In Ukraine, they recall the six-year-old events. Then, in the centre of Kiev, armed clashes between protesters and security forces began. The confrontation escalated into riots, which led to human casualties. One of the consequences of those events was the armed conflict in Donbass. It is still not possible to settle the conflict. The issue of the exchange of prisoners remains acute. Those released from Ukrainian prisons do not always manage to return to a normal life.
A dorm room, a small pension and an almost hopeless dream to return home. Elena Petruk from Kharkov now lives in Donetsk. In Ukraine, she is under criminal prosecution for political reasons. For five years, the woman has not seen her relatives and friends.
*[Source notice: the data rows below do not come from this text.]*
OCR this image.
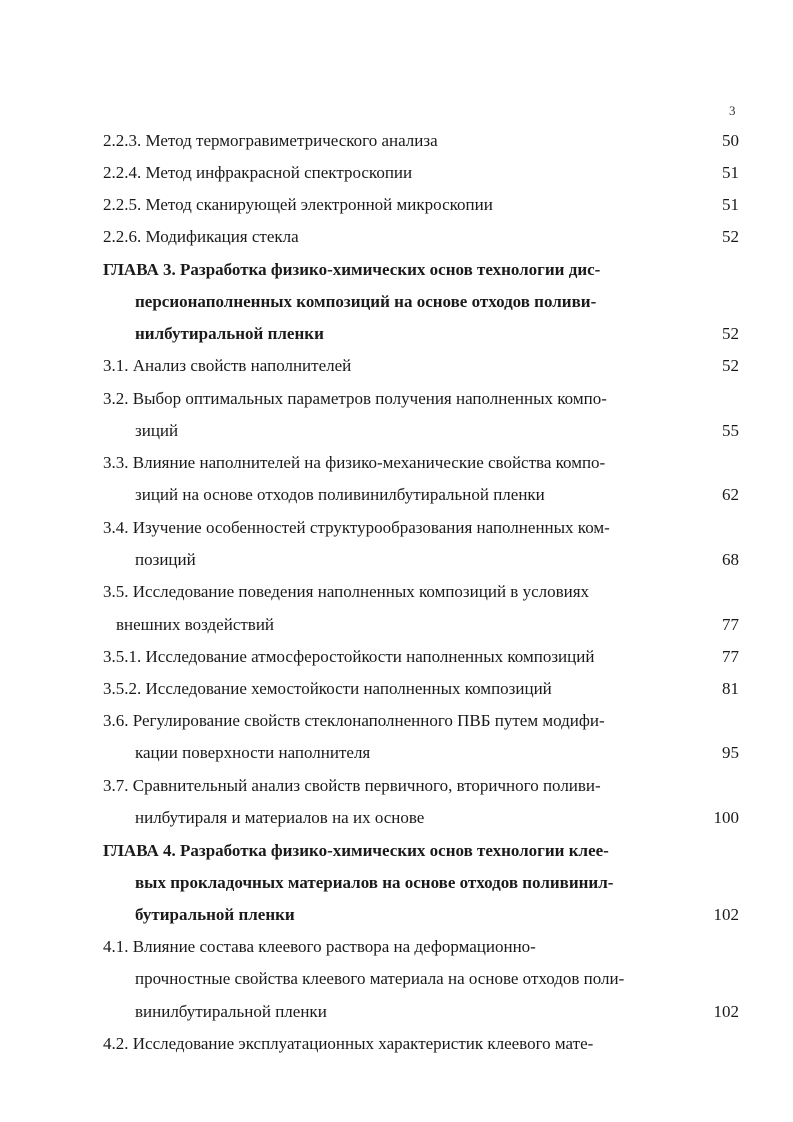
3
2.2.3. Метод термогравиметрического анализа	50
2.2.4. Метод инфракрасной спектроскопии	51
2.2.5. Метод сканирующей электронной микроскопии	51
2.2.6. Модификация стекла	52
ГЛАВА 3. Разработка физико-химических основ технологии дис-
персионаполненных композиций на основе отходов поливи-
нилбутиральной пленки	52
3.1. Анализ свойств наполнителей	52
3.2. Выбор оптимальных параметров получения наполненных компо-
зиций	55
3.3. Влияние наполнителей на физико-механические свойства компо-
зиций на основе отходов поливинилбутиральной пленки	62
3.4. Изучение особенностей структурообразования наполненных ком-
позиций	68
3.5. Исследование поведения наполненных композиций в условиях
внешних воздействий	77
3.5.1. Исследование атмосферостойкости наполненных композиций	77
3.5.2. Исследование хемостойкости наполненных композиций	81
3.6. Регулирование свойств стеклонаполненного ПВБ путем модифи-
кации поверхности наполнителя	95
3.7. Сравнительный анализ свойств первичного, вторичного поливи-
нилбутираля и материалов на их основе	100
ГЛАВА 4. Разработка физико-химических основ технологии клее-
вых прокладочных материалов на основе отходов поливинил-
бутиральной пленки	102
4.1. Влияние состава клеевого раствора на деформационно-
прочностные свойства клеевого материала на основе отходов поли-
винилбутиральной пленки	102
4.2. Исследование эксплуатационных характеристик клеевого мате-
Elena Petruk: “If I decide to return to Kharkov, they will put me in jail. I won’t pass the first checkpoint; they will arrest me immediately.”
In 2014, after a coup in Kiev, unrest spread on several Ukrainian cities at once. Thousands of people took to the streets of Kharkov. Elena Petruk was among the activists who spoke out in defence of the Russian-speaking population. In April 2015, the woman was detained by the SBU.
Elena Petruk: “They hit me right in the face, put a bag on my head, handcuffed and put me on the ground, where I laid for about 15 minutes.”
She was immediately offered to give false testimonies against one of the protesters. Elena Petruk: “I did not want to sign it, they were beating me for a long time there. “I’ve spent eight months in the basement of the SBU, where I experienced tortures; my leg was shot and my fingers were broken.” Elena has spent almost 3 years behind bars. All this time negotiations were going on between Kiev and the Republics. As a result, people detained in Ukraine for political reasons were transferred to the DPR as part of an exchange of prisoners.
In December 2017, buses with prisoners came to the territory of the Donetsk People’s Republic. Elena Petruk was in one of them. She was getting closer to freedom though farther from home. The euphoria of the first large-scale exchange was soon darkened as many realised: Ukraine still considers them criminals.
Daria Morozova, the Human Rights Ombudsman in the Donetsk People’s Republic: “People do not have the right to leave the territory of the DPR, because they are wanted, they cannot travel to the EU countries, because the names of some of them are in the Interpol list. According to the Minsk agreements, people should be absolutely clear of charges, that is, they should be free.”
Her bill of indictment contains hundreds of pages. It does not say a word about how in 2014 Elena and her comrades evacuated people to Kharkov from the battle zone and collected humanitarian aid for the Donbass.
Elena Petruk: “We evacuated pregnant women, mothers with children, the elderly and disabled people. They just make me a terrorist here, saying that I have organised seven explosions in Kharkov, seven terrorist attacks, and I am a malicious terrorist.”
It might be even more difficult to close fabricated criminal cases than agree on an exchange of prisoners.